Thursday, December 15, 2011

Gathering performance data with sysstat

The sysstat package is included in all distributions but not always installed by default. It's a collection of performance monitoring tools and you can check the options for your current version in the manual pages. It's platform independent and so this works on Linux in general.

After installation of the package there are two different ways to gather data.

Using the command line
Ad hoc data can be gathered by calling the data collector from the command line. For newer versions of sysstat the command

/usr/lib64/sa/sadc -S DISK -F 5 outfile.sa

and for older versions of sysstat the command

/usr/lib64/sa/sadc -d -F 5 outfile.sa

will collect data in 5 second intervals until it's interrupted by ^C. The -F forces a file compatible with the current sysstat version and the -S DISK or -d enables the collection of statistics for the block devices.
You then can convert the created binary file by

sar -A -f outfile.sa > outfile.txt

to get a report to read. There are many options for sar to select what's being shown in the report, please check the man page for them.
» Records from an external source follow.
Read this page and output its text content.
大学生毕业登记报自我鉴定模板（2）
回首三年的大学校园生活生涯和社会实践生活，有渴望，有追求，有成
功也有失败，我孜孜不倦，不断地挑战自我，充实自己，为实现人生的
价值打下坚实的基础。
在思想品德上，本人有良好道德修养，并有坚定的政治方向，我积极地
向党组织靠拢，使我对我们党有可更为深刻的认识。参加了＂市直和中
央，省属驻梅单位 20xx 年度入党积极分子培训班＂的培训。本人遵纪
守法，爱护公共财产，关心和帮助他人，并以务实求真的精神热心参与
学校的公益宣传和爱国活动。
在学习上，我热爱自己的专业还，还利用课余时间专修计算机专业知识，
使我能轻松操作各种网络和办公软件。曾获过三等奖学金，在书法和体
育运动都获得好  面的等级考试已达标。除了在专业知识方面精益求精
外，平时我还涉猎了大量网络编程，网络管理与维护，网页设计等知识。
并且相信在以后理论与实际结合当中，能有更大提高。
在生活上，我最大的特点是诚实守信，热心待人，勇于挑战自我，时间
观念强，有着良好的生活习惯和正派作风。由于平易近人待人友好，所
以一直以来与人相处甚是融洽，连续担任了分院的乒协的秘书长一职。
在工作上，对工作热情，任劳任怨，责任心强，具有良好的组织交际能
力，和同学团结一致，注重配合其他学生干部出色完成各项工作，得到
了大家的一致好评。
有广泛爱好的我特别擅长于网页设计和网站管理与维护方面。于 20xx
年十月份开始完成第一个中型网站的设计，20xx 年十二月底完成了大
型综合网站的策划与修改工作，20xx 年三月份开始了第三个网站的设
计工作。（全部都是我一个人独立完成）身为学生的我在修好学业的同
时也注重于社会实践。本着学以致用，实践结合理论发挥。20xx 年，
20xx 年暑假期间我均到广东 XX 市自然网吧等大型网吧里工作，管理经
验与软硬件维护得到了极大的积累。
The -A option shows all the data.

Using cron
For regular monitoring the distributions configure sysstat to be started as a cron job or as a service. The history files are then put under /var/log/sa and converted once a day to text file. In the configuration file /etc/sysstat/sysstat (SUSE) and /etc/sysconfig/sysstat (Red Hat) the archive settings for this history can be configured.

For SLES  you can install the cron settings by
  • SLES10: /etc/init.d/sysstat start
  • SLES11: /etc/init.d/boot.sysstat start
For RHEL5 and RHEL6 the installation is done automatically. 
At the end there is a file/link to /etc/cron.d/ that you can adapt and e.g. changing the 10 min collection interval or adapting the reports. As usual the documentation for the sa1 and sa2 commands used there are in the respective man pages.